Formula and Obesity in Children

smiling toddler holding red balloon

Getting Behind the Truth on How Infant Formula May Cause Obesity

It is difficult to pick up a newspaper or magazine today without reading about the increasing numbers of both children and adults who are suffering health problems as a result of obesity. Speculation is that the climbing rates of obesity, especially in the United States, is largely due to a lack of physical exercise and the availability of junk food.

A possible additional factor in the incidence of obesity that is seldom mentioned is the use of infant formula instead of breastmilk. Could feeding our babies infant formula be an even more significant factor in obesity than what we now believe?

Research does, in fact, point to the increase in obesity among babies who are fed formula. There is a tendency for parents to control the amount of food the baby is getting. In contrast, breastfed babies end their own feedings when they are satisfied. Parents who see even the smallest amount left in the bottle will nearly always encourage the baby to finish the formula that is left.

Given that formula is so expensive, this is a very real possibility today. A good estimate is that formula will cost parents on average about $3-4 per day. At those prices, parents do not want to waste a drop. So they will try to encourage the baby to finish what is left and possibly force the baby to eat beyond what is satisfying to him/her. This can lead to over-feeding the baby, which in turn increases the baby’s development of fat cells and eventually making obesity more likely.

Another reason that infant formula may contribute to obesity is due to the added sugar in some of the newer brands of formula such as Similac Organic. Pediatricians believe that feeding sweetened formula can cause a baby to overeat, possibly leading to obesity.

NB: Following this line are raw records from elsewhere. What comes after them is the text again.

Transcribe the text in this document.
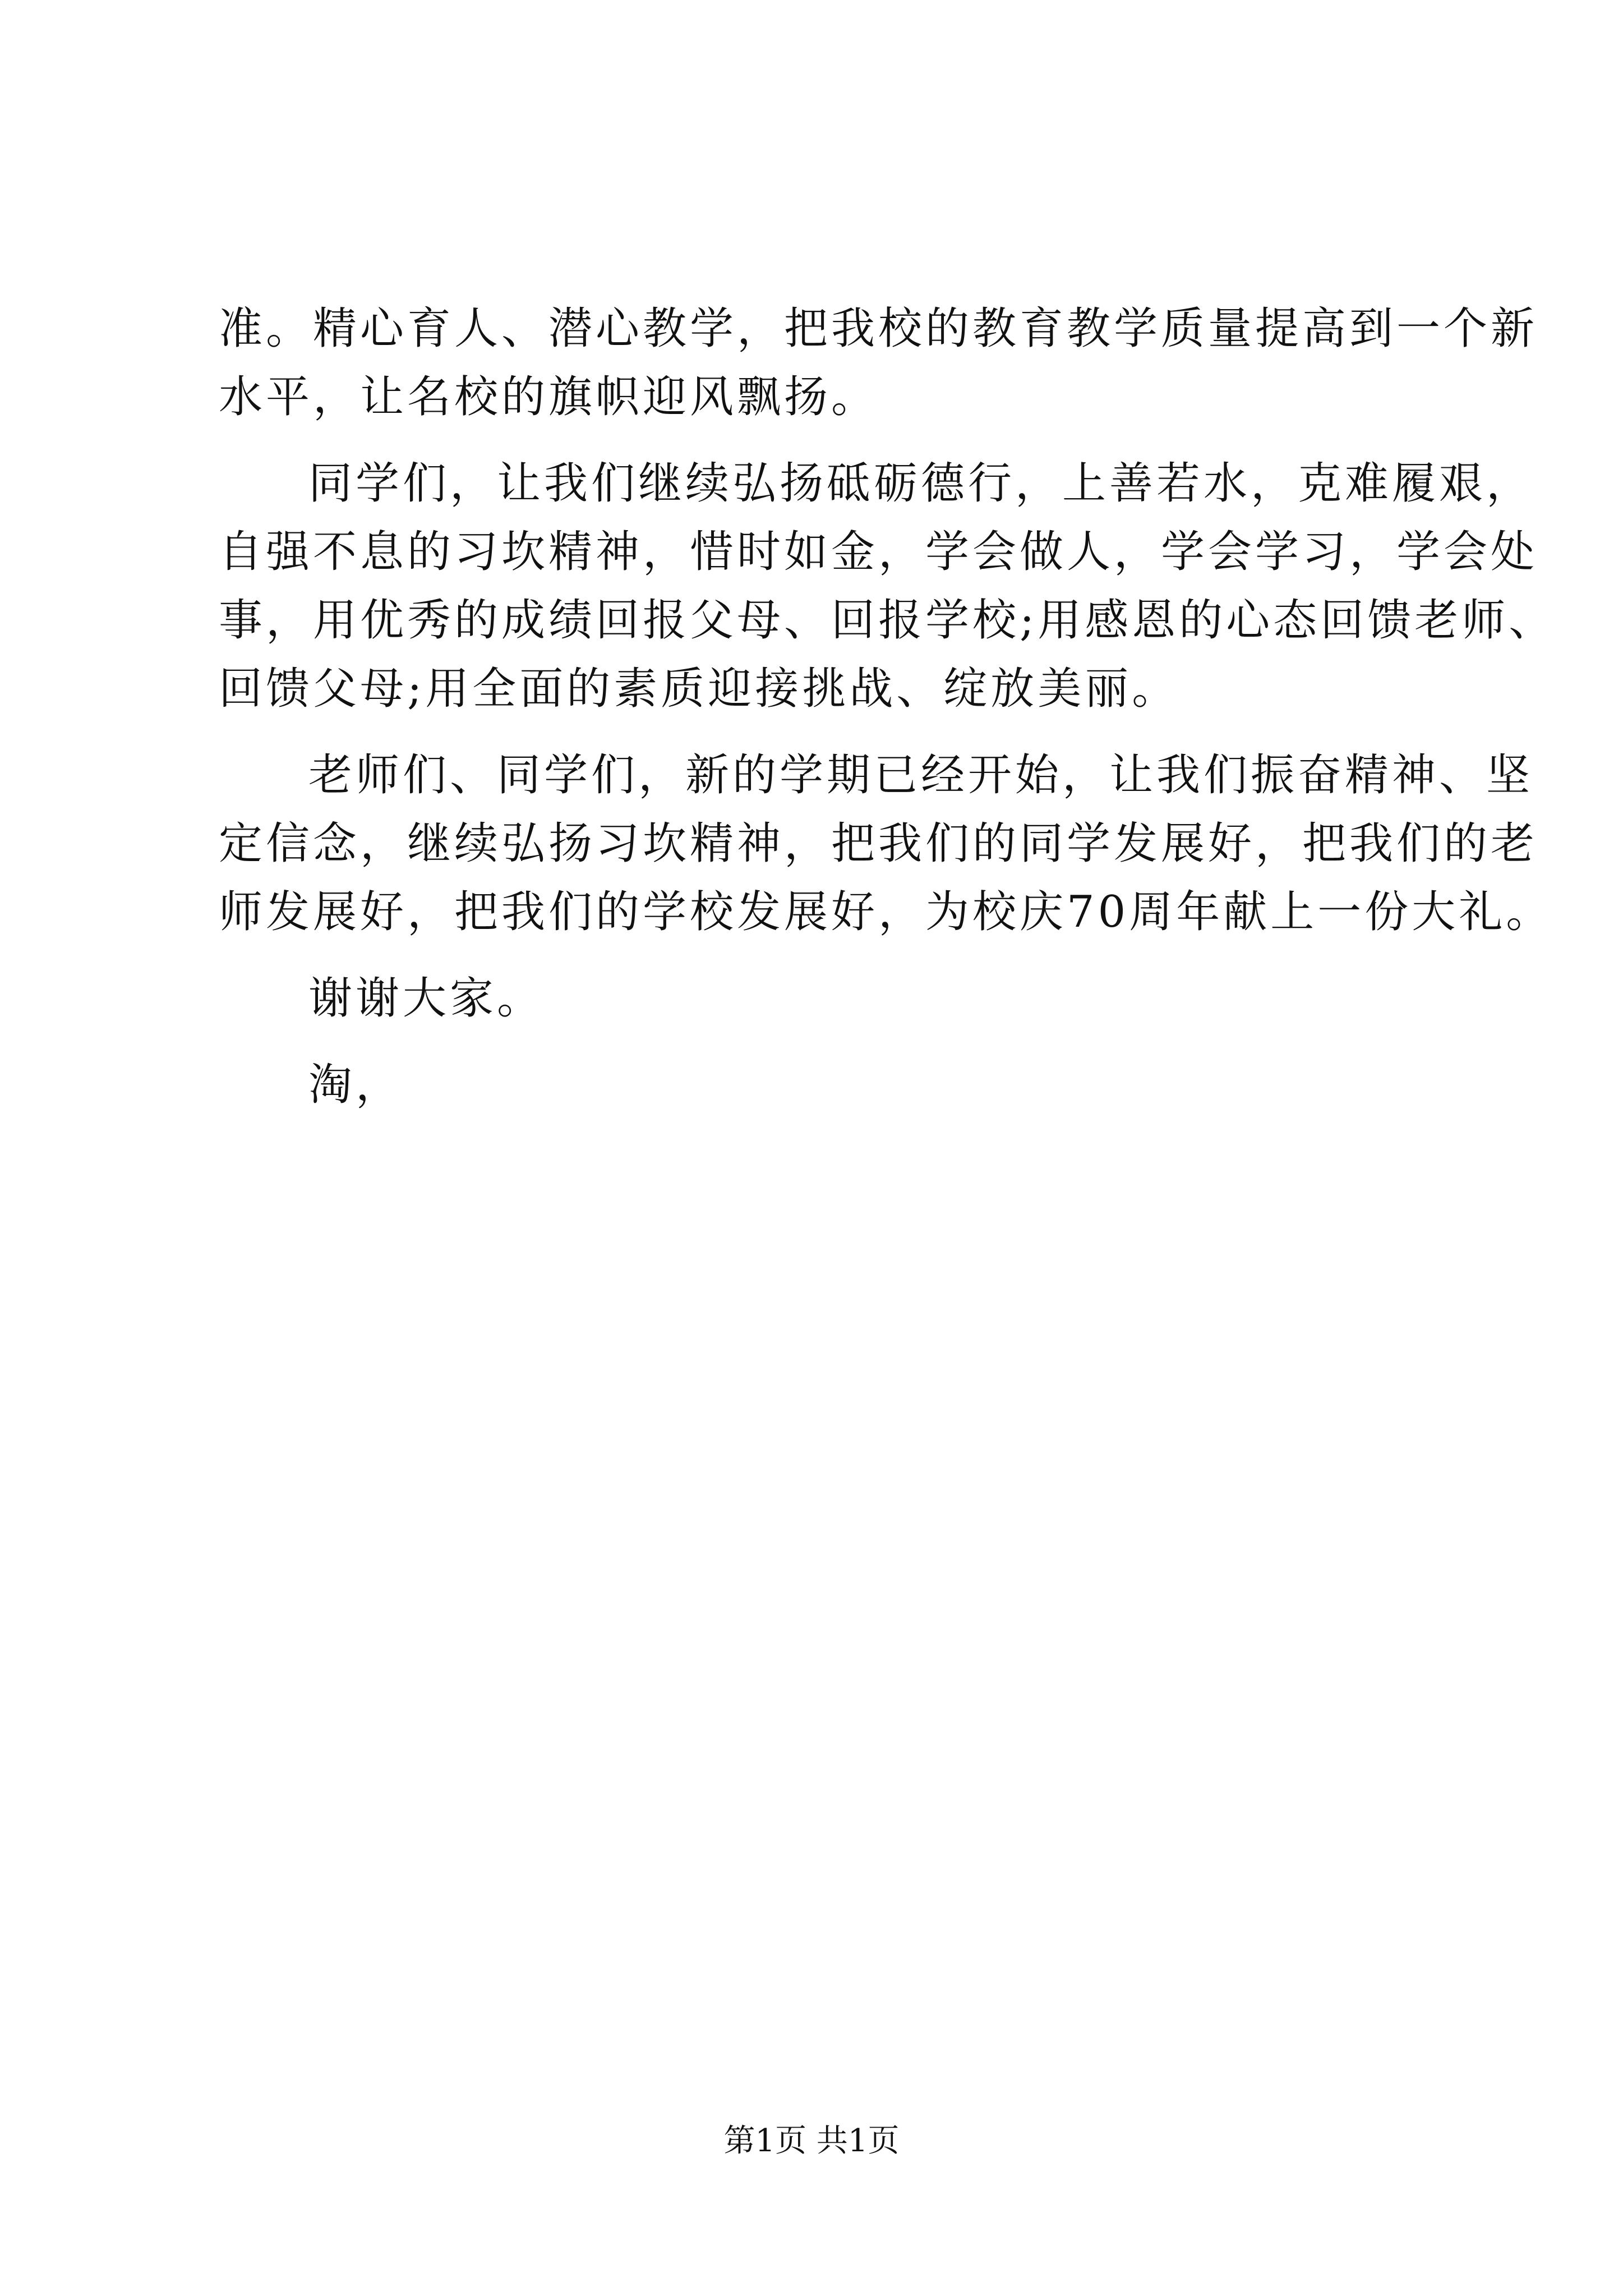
准。精心育人、潜心教学，把我校的教育教学质量提高到一个新
水平，让名校的旗帜迎风飘扬。
同学们，让我们继续弘扬砥砺德行，上善若水，克难履艰，
自强不息的习坎精神，惜时如金，学会做人，学会学习，学会处
事，用优秀的成绩回报父母、回报学校;用感恩的心态回馈老师、
回馈父母;用全面的素质迎接挑战、绽放美丽。
老师们、同学们，新的学期已经开始，让我们振奋精神、坚
定信念，继续弘扬习坎精神，把我们的同学发展好，把我们的老
师发展好，把我们的学校发展好，为校庆70周年献上一份大礼。
谢谢大家。
淘，
第1页 共1页
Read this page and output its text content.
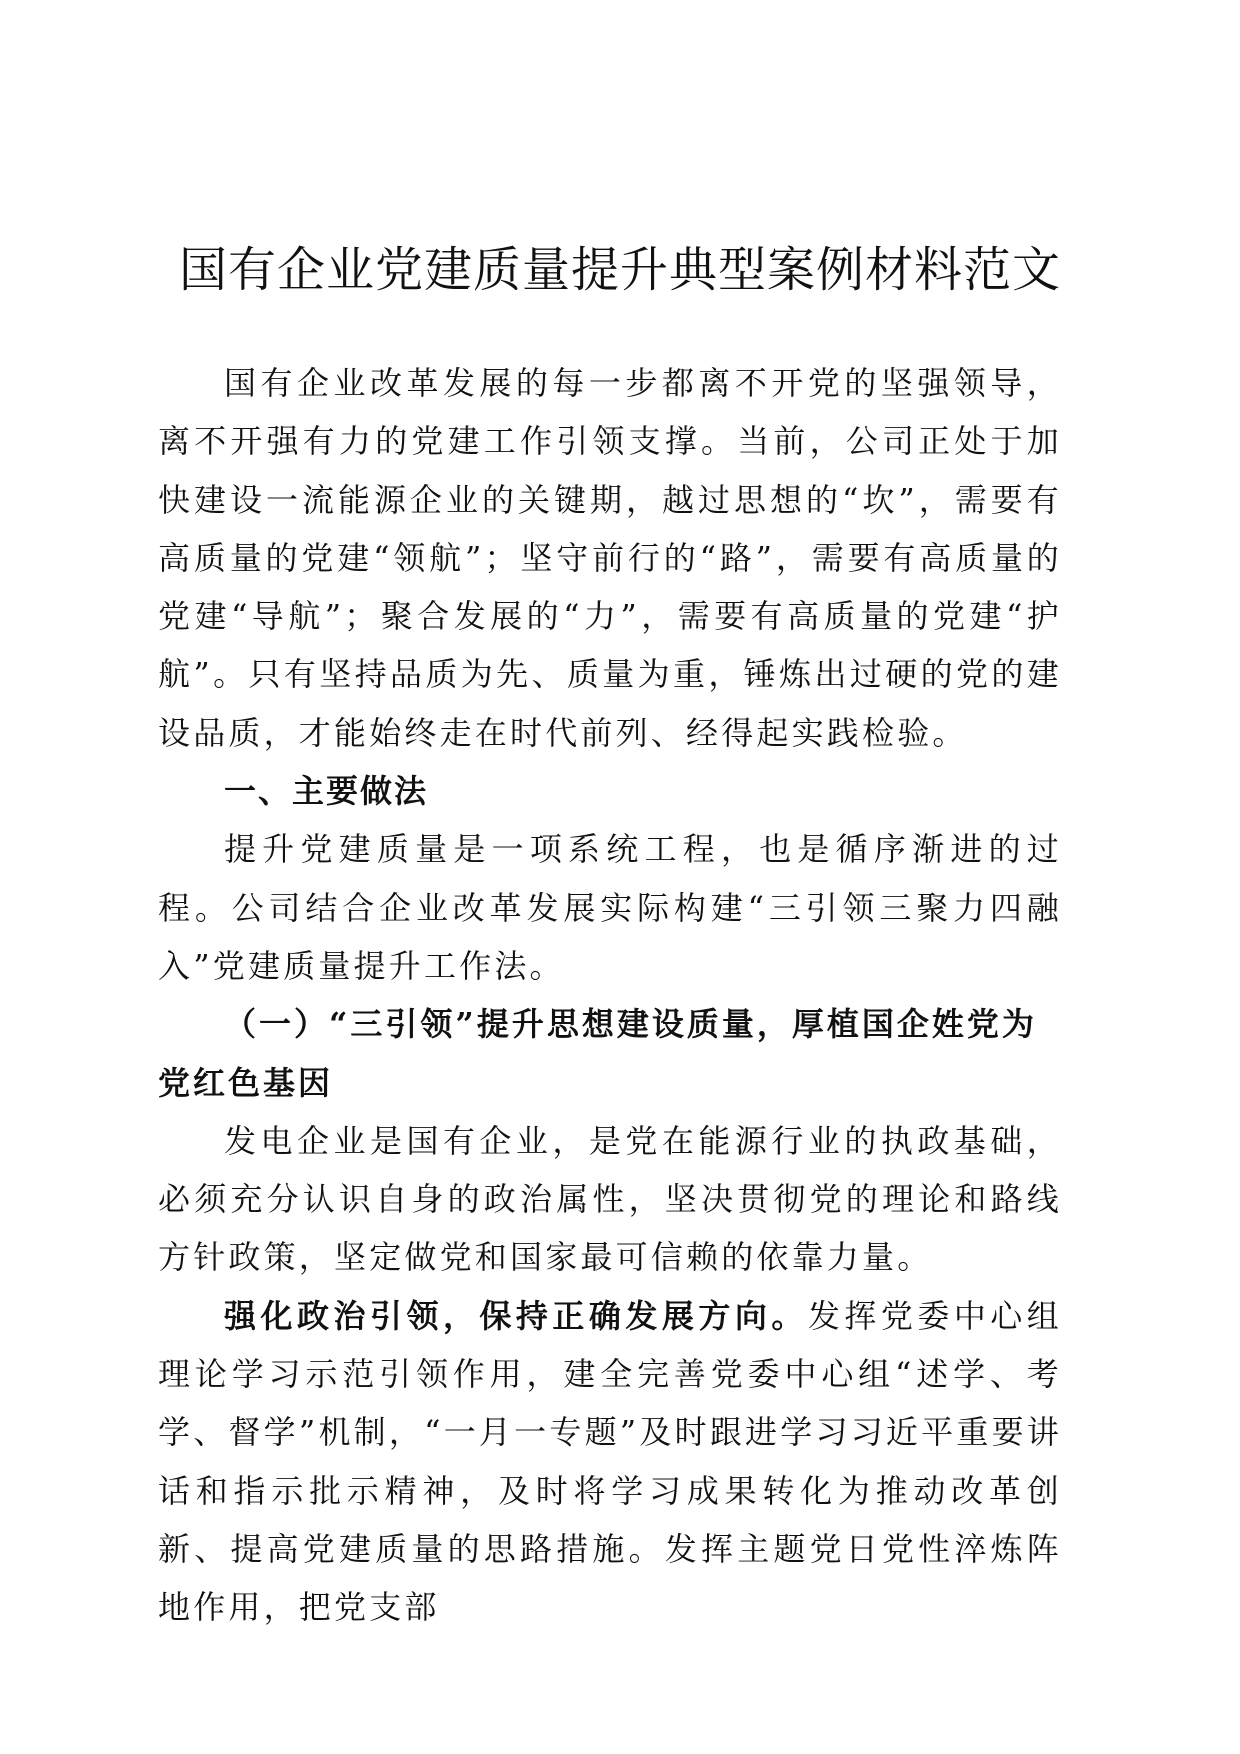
国有企业党建质量提升典型案例材料范文

国有企业改革发展的每一步都离不开党的坚强领导，离不开强有力的党建工作引领支撑。当前，公司正处于加快建设一流能源企业的关键期，越过思想的“坎”，需要有高质量的党建“领航”；坚守前行的“路”，需要有高质量的党建“导航”；聚合发展的“力”，需要有高质量的党建“护航”。只有坚持品质为先、质量为重，锤炼出过硬的党的建设品质，才能始终走在时代前列、经得起实践检验。

一、主要做法

提升党建质量是一项系统工程，也是循序渐进的过程。公司结合企业改革发展实际构建“三引领三聚力四融入”党建质量提升工作法。

（一）“三引领”提升思想建设质量，厚植国企姓党为党红色基因

发电企业是国有企业，是党在能源行业的执政基础，必须充分认识自身的政治属性，坚决贯彻党的理论和路线方针政策，坚定做党和国家最可信赖的依靠力量。

强化政治引领，保持正确发展方向。发挥党委中心组理论学习示范引领作用，建全完善党委中心组“述学、考学、督学”机制，“一月一专题”及时跟进学习习近平重要讲话和指示批示精神，及时将学习成果转化为推动改革创新、提高党建质量的思路措施。发挥主题党日党性淬炼阵地作用，把党支部
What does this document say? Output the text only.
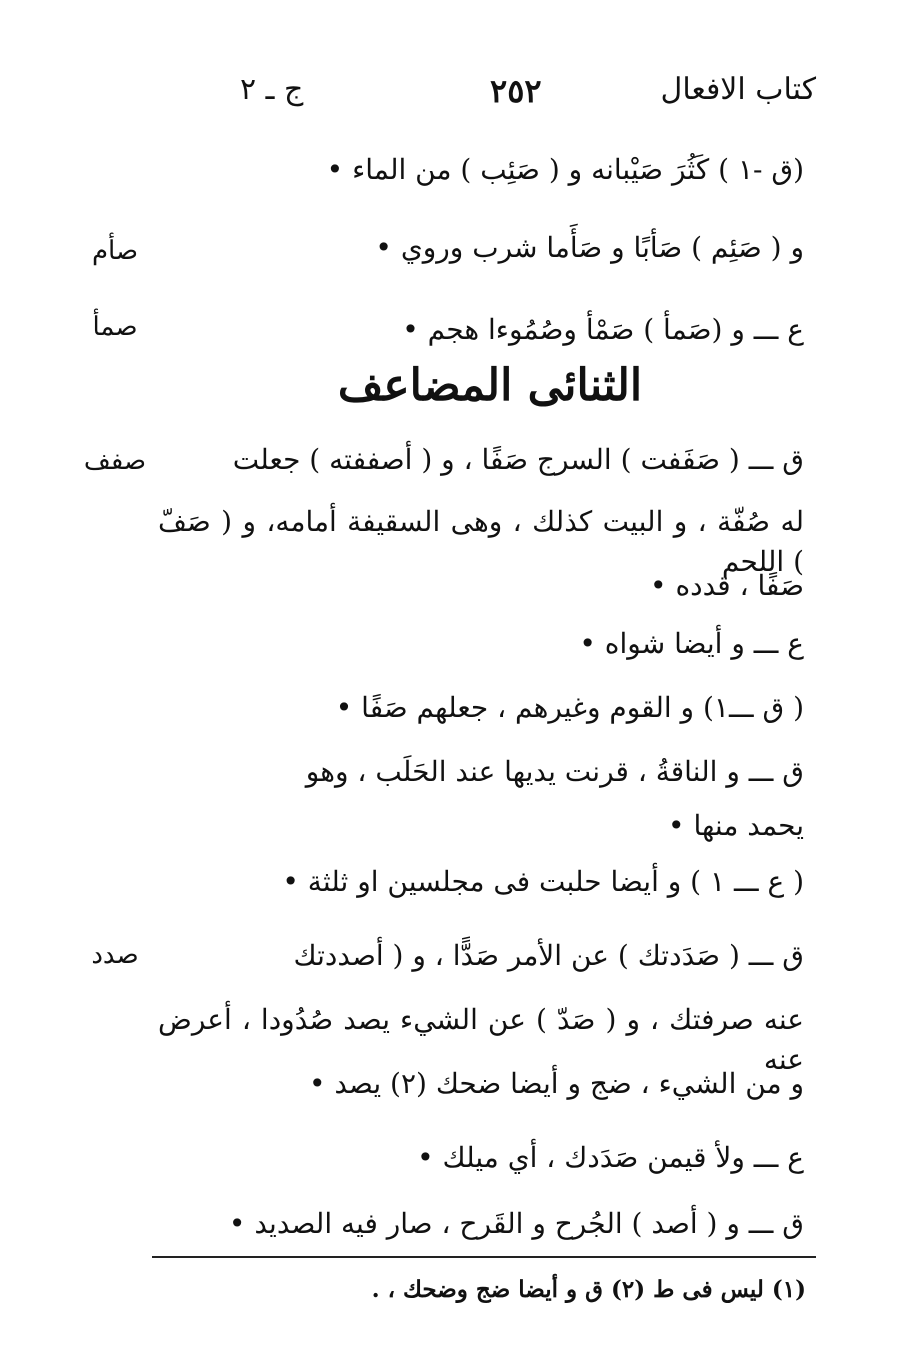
كتاب الافعال
٢٥٢
ج ـ ٢
(ق -١ ) كَثُرَ صَيْبانه و ( صَئِب ) من الماء •
و ( صَئِم ) صَأبًا و صَأَما شرب وروي •
ع ـــ و (صَمأ ) صَمْأ وصُمُوءا هجم •
الثنائى المضاعف
ق ـــ ( صَفَفت ) السرج صَفًا ، و ( أصففته ) جعلت
له صُفّة ، و البيت كذلك ، وهى السقيفة أمامه، و ( صَفّ ) اللحم
صَفًا ، قدده •
ع ـــ و أيضا شواه •
( ق ـــ١) و القوم وغيرهم ، جعلهم صَفًا •
ق ـــ و الناقةُ ، قرنت يديها عند الحَلَب ، وهو
يحمد منها •
( ع ـــ ١ ) و أيضا حلبت فى مجلسين او ثلثة •
ق ـــ ( صَدَدتك ) عن الأمر صَدًّا ، و ( أصددتك
عنه صرفتك ، و ( صَدّ ) عن الشيء يصد صُدُودا ، أعرض عنه
و من الشيء ، ضج و أيضا ضحك (٢) يصد •
ع ـــ ولأ قيمن صَدَدك ، أي ميلك •
ق ـــ و ( أصد ) الجُرح و القَرح ، صار فيه الصديد •
صأم
صمأ
صفف
صدد
(١) ليس فى ط (٢) ق و أيضا ضج وضحك ، .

Experts suggest that unlike infant formula, breastmilk may contain growth factors that inhibit body fat. This may be one reason why breastfed babies have about a 30% reduction in the incidence of childhood obesity. Additional evidence indicates that breastfeeding reduces the incidence of obesity later into the teen years by 20%.

Unfortunately we do not have hard evidence that infant formula is a significant factor in the climbing rates of obesity today. However, feeding our babies formula likely plays a role.

We need to do all we can as parents, especially new mothers, to start our children out right in every way possible. Breastfeeding our children is one of the best ways to provide the best nutrients that our children deserve and to protect our children from the multiple health issues resulting from using infant formula.